Imagem inesquecível, semelhante às que víamos nas revistas com as atrizes americanas de cinema. Já naquela época as pessoas paravam no meio-fio e acenavam para ela, que buzinava como resposta. Já era popular, admirada e querida. Já era alimento de algumas intrigas. Já produzia um sem-número de lendas ao seu redor. Já era considerada rica. Já exibia casacos de pele e joias ao desfilar nas noites paulistanas. Já era cortejada, invejada e criticada. Criticada até mesmo por estar loira. E, por causa disso tudo, muitas vezes sofria e chorava. Outras se indignava e rebatia com furor. Mas, na maioria das vezes, deixava para lá.
E já ria. E como ria!
Não há quem não tenha uma história a contar sobre ela. Sejam aqueles que a conheceram de perto e com ela trabalharam ou se relacionaram, como amigos e parentes; sejam telespectadores dos seus programas, contados aos milhares; sejam frequentadores fiéis do seu auditório. Afinal, são muitos anos de convívio com essa mulher que atravessou o tempo fazendo sempre a mesma coisa e conseguindo que essa coisa fosse sempre diferente e cada vez melhor. Um velho programa novo a cada semana.
Ainda que jornais e revistas tenham esgotado suas tiragens com belas e fartas matérias, agora que morreu, a Hebe mesmo permanece inesgotável.
Fui, por três anos, um dos diretores do programa que ela fazia nos anos 60 na TV Record. A audiência era total e absoluta. Foi lá que se consagrou o sofá no centro do palco. Naquele programa, o desfile de entrevistados foi o maior, o mais expressivo da televisão brasileira, desde a sua inauguração, há sessenta anos. Nenhuma personalidade, nacional ou internacional, deixou de sentar-se ao lado dela. Fosse quem fosse, estando em São Paulo, estaria naturalmente no seu programa: artistas, esportistas, políticos, cientistas, celebridades de qualquer área — todos beijavam sua mão, riam com ela, admirando a alegria, o carisma, a jovialidade e a disposição para a vida que ela exibia escandalosamente. Um luxo de mulher.
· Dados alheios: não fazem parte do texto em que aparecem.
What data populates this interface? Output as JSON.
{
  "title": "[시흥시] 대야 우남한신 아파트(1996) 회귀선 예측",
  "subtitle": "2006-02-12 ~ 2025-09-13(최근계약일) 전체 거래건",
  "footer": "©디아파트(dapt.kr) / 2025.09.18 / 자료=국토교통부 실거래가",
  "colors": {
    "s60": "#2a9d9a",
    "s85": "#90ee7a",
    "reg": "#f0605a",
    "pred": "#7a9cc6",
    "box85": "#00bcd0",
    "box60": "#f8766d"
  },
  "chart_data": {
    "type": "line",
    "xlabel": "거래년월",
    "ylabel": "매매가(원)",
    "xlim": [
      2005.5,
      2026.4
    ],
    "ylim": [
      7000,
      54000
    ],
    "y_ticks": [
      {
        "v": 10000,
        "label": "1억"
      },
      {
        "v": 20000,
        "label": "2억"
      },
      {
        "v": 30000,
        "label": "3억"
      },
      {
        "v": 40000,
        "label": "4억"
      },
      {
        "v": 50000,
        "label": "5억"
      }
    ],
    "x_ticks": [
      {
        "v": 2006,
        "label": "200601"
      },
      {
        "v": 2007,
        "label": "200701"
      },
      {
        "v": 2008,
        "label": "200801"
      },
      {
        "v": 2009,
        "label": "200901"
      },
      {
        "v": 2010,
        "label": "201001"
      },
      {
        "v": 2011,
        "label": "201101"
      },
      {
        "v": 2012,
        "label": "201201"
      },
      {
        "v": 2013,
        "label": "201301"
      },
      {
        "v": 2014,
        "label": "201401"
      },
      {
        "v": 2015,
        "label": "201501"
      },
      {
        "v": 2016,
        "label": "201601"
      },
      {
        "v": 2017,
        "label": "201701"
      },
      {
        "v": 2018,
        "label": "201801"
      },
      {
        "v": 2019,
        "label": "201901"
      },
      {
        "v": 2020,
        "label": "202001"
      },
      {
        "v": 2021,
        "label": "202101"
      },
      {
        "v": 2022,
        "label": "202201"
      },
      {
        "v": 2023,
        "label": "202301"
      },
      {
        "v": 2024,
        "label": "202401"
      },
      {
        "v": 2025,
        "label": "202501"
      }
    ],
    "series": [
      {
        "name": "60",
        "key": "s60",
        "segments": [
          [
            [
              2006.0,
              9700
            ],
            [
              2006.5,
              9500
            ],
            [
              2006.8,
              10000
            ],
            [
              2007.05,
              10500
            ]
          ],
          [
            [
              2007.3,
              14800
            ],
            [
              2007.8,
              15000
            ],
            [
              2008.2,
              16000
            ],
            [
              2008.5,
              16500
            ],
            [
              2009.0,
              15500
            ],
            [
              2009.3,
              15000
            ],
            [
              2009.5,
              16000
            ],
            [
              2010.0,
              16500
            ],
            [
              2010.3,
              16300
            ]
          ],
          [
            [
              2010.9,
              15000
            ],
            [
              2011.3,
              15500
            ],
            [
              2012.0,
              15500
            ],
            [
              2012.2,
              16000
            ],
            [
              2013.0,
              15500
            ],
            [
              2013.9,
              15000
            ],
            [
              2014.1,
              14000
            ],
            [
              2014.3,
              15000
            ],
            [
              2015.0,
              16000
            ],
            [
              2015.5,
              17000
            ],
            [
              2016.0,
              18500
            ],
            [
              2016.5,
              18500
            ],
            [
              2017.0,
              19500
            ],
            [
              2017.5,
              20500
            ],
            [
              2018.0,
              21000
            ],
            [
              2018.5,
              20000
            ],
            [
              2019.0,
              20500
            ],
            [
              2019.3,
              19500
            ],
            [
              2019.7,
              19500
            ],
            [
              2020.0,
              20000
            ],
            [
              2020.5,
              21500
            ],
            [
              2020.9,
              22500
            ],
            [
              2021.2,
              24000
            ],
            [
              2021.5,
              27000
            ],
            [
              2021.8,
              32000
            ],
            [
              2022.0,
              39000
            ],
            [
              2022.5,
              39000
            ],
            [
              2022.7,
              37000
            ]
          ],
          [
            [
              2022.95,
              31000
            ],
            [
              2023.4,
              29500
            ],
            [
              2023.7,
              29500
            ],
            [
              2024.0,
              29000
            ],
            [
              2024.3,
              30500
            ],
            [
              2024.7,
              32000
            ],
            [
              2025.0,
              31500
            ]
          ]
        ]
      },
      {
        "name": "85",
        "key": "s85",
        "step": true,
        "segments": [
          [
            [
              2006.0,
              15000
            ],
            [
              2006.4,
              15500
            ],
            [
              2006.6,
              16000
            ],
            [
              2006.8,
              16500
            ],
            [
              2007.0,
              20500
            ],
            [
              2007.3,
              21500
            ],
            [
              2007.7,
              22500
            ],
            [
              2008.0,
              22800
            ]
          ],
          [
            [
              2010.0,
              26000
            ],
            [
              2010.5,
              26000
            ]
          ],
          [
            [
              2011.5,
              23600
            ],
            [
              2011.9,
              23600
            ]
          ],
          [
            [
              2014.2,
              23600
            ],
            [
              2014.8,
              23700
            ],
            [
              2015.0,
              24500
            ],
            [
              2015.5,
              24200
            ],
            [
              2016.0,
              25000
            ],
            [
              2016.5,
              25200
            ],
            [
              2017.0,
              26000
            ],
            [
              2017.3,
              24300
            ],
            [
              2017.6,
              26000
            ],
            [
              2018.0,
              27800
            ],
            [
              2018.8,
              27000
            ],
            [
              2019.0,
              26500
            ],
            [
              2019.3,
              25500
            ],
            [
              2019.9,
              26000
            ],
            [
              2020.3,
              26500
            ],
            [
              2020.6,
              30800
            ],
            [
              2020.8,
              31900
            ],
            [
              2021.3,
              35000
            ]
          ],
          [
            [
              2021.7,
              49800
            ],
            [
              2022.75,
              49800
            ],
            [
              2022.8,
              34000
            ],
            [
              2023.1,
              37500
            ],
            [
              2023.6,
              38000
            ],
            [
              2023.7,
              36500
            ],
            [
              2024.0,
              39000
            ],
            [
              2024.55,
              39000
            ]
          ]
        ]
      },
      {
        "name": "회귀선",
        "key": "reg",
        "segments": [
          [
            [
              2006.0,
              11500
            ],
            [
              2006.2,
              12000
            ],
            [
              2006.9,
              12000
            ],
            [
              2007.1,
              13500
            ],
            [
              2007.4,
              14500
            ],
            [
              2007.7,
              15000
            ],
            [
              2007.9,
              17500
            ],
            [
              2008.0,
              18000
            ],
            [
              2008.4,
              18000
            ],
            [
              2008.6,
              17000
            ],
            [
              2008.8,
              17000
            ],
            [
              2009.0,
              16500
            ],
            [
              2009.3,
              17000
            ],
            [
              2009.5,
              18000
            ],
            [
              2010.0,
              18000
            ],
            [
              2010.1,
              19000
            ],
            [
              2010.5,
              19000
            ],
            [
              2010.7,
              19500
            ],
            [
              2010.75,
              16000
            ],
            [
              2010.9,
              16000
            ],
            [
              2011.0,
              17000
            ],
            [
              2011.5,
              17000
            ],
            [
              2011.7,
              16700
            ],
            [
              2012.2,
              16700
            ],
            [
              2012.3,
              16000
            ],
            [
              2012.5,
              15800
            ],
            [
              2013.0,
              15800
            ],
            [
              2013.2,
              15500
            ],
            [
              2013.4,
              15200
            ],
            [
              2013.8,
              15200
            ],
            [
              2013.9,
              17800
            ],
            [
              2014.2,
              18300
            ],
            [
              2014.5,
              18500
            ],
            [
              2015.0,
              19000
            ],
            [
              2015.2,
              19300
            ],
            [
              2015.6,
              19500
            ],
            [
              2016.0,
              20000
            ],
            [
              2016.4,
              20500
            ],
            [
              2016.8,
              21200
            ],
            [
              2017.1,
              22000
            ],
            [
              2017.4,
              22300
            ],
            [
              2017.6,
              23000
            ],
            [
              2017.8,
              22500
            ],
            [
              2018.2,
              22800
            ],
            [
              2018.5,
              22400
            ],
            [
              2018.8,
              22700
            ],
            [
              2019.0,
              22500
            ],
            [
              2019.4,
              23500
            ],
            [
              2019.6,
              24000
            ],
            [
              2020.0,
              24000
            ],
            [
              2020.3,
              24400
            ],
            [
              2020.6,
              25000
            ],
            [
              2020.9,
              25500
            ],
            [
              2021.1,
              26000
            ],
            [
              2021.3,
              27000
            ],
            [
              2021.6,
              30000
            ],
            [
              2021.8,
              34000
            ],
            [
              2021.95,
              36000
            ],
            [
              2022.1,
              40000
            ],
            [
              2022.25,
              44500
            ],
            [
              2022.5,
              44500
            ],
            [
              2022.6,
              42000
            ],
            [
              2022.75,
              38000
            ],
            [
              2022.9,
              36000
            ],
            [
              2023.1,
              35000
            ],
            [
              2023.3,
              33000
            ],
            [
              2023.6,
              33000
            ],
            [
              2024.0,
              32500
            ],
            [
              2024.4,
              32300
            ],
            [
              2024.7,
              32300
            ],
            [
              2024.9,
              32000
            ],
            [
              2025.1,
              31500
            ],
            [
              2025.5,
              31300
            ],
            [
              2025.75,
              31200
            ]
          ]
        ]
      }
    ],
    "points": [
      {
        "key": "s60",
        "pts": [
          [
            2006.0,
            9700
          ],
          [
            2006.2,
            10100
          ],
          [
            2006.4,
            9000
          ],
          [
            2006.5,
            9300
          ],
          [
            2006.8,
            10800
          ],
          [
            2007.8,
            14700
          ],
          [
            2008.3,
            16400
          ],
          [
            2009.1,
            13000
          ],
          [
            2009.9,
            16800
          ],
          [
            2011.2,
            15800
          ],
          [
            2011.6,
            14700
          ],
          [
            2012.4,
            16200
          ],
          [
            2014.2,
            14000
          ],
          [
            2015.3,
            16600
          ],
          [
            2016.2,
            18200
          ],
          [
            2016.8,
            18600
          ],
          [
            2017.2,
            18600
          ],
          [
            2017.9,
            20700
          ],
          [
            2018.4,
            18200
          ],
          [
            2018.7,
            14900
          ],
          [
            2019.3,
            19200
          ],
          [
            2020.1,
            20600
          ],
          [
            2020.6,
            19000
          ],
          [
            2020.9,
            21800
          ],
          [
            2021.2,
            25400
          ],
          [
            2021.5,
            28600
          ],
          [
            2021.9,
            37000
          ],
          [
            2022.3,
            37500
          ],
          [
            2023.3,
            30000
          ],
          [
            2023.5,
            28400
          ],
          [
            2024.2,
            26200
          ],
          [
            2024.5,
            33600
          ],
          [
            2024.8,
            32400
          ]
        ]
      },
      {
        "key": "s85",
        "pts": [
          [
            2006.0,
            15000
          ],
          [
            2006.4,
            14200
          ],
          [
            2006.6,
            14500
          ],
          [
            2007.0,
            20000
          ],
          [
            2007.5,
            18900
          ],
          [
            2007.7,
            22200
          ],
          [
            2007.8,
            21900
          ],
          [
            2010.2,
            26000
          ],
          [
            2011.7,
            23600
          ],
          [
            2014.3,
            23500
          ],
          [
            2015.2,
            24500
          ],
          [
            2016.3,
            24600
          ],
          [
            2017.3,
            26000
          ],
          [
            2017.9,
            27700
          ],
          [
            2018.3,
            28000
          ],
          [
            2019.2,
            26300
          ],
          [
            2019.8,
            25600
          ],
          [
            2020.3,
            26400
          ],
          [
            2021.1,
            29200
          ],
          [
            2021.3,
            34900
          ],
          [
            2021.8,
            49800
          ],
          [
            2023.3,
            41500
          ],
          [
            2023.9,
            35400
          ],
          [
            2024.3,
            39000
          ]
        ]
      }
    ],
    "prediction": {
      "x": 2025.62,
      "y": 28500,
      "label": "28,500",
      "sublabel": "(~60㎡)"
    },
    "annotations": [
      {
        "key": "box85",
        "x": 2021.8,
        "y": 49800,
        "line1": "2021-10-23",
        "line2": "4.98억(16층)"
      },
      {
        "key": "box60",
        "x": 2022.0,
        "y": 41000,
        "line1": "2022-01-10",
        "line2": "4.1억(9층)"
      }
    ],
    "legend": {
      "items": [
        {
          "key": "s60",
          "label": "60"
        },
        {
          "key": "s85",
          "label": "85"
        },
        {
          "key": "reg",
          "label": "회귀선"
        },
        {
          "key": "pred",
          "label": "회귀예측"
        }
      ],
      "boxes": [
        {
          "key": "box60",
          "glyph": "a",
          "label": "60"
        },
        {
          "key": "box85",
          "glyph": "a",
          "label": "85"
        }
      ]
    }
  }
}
Era um tempo de dura competição dentro da TV Record. Como não tínhamos concorrentes externos que nos ameaçassem, concorríamos internamente, cada um de nós defendendo com todo o vigor os programas que assinava. Nessa época, já formávamos a Equipe A de produção: Tuta Carvalho, Raul Duarte, Nilton Travesso e eu. E éramos responsáveis por programas como O Fino da Bossa, Bossaudade, Esta Noite Se Improvisa, Corte Rayol Show, Família Trapo, Show do Dia 7 e… Hebe. Era ela a mais popular entre todos os artistas da casa. E esses artistas eram — nada mais, nada menos — Roberto Carlos, Elis Regina, Ronald Golias, Jô Soares, Chico Anysio, Renato Corte-Real, Agnaldo Rayol, Chico Buarque, Caetano e Gil. Entre as personalidades internacionais, lembro-me bem do doutor Christian Barnard, que fez o primeiro transplante de coração, e do astronauta Neil Armstrong, o primeiro homem a pisar na Lua. A todos tratava com a mesma simpatia e carinho. E já usava a expressão “gracinha” como uma das suas marcas. O selinho viria muito depois.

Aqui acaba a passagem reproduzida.